2.25 Laser was a special purpose company originally staffed by four part time, non-executive directors and a full time general manager. Under the fixed price design and build contract, JLC Ltd agreed to pay Laser liquidated damages for delays, but otherwise (except for enforcement of its contractual rights) Laser had no other means of commercial control over its contractor. Only after the signing of the Supplemental Deed, did Laser take on some project management responsibility, which it exercised by arranging for Serco Limited to project manage construction activities after JLC Ltd had handed over modules completed under the terms of the deed.
2.26 Serco Group plc, as co-owner of Laser, stood to lose its equity investment of £2.2 million if the project failed.
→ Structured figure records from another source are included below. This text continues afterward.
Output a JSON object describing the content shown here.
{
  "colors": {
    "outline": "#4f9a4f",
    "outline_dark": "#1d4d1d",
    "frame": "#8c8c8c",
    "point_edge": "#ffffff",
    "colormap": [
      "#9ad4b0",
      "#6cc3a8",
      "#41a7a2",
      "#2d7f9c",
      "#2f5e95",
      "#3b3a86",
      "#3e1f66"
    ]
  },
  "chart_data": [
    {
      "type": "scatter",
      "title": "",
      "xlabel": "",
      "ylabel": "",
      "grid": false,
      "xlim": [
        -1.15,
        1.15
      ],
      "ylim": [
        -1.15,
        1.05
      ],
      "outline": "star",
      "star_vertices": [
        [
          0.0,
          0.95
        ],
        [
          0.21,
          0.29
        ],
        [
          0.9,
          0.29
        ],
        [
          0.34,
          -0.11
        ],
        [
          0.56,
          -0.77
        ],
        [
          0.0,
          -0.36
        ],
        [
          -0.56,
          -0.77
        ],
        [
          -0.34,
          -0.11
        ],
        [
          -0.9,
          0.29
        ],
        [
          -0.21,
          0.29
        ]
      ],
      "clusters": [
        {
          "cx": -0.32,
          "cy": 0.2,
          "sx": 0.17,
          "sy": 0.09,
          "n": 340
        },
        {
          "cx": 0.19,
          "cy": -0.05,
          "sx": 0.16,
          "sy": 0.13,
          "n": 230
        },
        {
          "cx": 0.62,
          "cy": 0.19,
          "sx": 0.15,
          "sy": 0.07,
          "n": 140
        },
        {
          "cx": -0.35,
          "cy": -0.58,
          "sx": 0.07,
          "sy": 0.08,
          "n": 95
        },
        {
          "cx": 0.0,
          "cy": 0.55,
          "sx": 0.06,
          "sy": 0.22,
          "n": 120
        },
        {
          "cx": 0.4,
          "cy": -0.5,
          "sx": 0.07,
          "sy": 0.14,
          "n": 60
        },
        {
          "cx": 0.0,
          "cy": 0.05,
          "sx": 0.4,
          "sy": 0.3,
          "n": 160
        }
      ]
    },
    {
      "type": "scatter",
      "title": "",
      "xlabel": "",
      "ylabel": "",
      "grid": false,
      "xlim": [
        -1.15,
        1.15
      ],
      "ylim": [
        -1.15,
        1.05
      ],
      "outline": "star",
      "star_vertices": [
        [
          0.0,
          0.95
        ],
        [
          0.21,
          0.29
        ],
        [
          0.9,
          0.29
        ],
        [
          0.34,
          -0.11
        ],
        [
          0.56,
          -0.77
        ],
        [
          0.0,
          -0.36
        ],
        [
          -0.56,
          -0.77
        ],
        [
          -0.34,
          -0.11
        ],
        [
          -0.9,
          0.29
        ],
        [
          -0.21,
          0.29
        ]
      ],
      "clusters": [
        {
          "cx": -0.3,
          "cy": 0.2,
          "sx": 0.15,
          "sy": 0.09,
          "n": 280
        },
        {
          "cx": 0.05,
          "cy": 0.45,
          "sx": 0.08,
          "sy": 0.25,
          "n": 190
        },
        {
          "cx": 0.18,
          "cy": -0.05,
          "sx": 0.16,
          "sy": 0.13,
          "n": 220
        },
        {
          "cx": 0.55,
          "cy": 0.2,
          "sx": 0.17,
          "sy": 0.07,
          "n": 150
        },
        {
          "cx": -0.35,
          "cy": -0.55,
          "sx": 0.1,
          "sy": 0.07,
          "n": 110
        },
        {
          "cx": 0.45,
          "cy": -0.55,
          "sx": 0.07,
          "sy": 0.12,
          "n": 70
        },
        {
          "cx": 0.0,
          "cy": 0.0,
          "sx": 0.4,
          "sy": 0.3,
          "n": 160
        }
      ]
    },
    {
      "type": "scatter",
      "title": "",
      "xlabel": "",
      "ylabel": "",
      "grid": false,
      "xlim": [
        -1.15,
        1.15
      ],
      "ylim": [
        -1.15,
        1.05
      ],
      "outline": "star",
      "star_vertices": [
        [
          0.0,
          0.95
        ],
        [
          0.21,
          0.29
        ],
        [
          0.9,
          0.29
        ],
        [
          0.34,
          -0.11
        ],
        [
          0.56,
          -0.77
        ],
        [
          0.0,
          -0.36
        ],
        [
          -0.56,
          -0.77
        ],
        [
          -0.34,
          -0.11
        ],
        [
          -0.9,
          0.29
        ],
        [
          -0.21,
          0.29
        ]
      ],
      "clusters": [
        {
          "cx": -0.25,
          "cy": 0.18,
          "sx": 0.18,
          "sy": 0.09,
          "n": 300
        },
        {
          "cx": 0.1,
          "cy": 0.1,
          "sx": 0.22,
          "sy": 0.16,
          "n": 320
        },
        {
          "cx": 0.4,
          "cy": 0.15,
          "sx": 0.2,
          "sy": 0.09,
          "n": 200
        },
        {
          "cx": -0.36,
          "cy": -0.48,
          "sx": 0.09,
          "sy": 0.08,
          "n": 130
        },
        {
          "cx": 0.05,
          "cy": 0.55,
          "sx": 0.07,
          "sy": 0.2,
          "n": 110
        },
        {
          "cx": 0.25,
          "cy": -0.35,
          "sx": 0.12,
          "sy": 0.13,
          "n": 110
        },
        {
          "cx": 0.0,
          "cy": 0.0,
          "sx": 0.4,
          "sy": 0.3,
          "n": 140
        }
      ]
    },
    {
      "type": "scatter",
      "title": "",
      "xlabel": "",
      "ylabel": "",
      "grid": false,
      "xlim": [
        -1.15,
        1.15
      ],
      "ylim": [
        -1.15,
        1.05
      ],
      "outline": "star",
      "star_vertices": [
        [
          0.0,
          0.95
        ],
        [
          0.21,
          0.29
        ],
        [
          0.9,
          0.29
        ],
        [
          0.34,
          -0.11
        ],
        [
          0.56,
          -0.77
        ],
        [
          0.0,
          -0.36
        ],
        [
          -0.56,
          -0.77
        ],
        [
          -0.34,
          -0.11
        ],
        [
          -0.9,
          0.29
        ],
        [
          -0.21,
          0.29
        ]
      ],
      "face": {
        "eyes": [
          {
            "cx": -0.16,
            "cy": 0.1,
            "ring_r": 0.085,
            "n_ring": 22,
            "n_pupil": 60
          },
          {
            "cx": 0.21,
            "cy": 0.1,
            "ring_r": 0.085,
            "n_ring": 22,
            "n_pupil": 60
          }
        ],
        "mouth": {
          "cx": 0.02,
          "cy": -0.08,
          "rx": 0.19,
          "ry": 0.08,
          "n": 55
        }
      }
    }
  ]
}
The company was clearly aware of the delays and the reasons for them, but it had no direct contract with JLC Ltd. Therefore, Serco Group plc's influence over JLC Ltd was too remote to influence corrective action.
2.27 The Lenders' loans were exposed to project risk. However, the Lenders could not, without breaching their contract with Laser, interfere with Laser's execution of the project. Initially, the Lenders received monthly reports from their technical adviser and Laser. After John Laing plc threatened to leave the project in autumn 2001, the Lenders increased their scrutiny of the project. Being aware of the true complexity of the project, the Lenders decided against stepping-into the contract and replacing Laser. Moreover, through to 2004, their revised models of the project continued to indicate that Laser would repay the debt, albeit later than planned.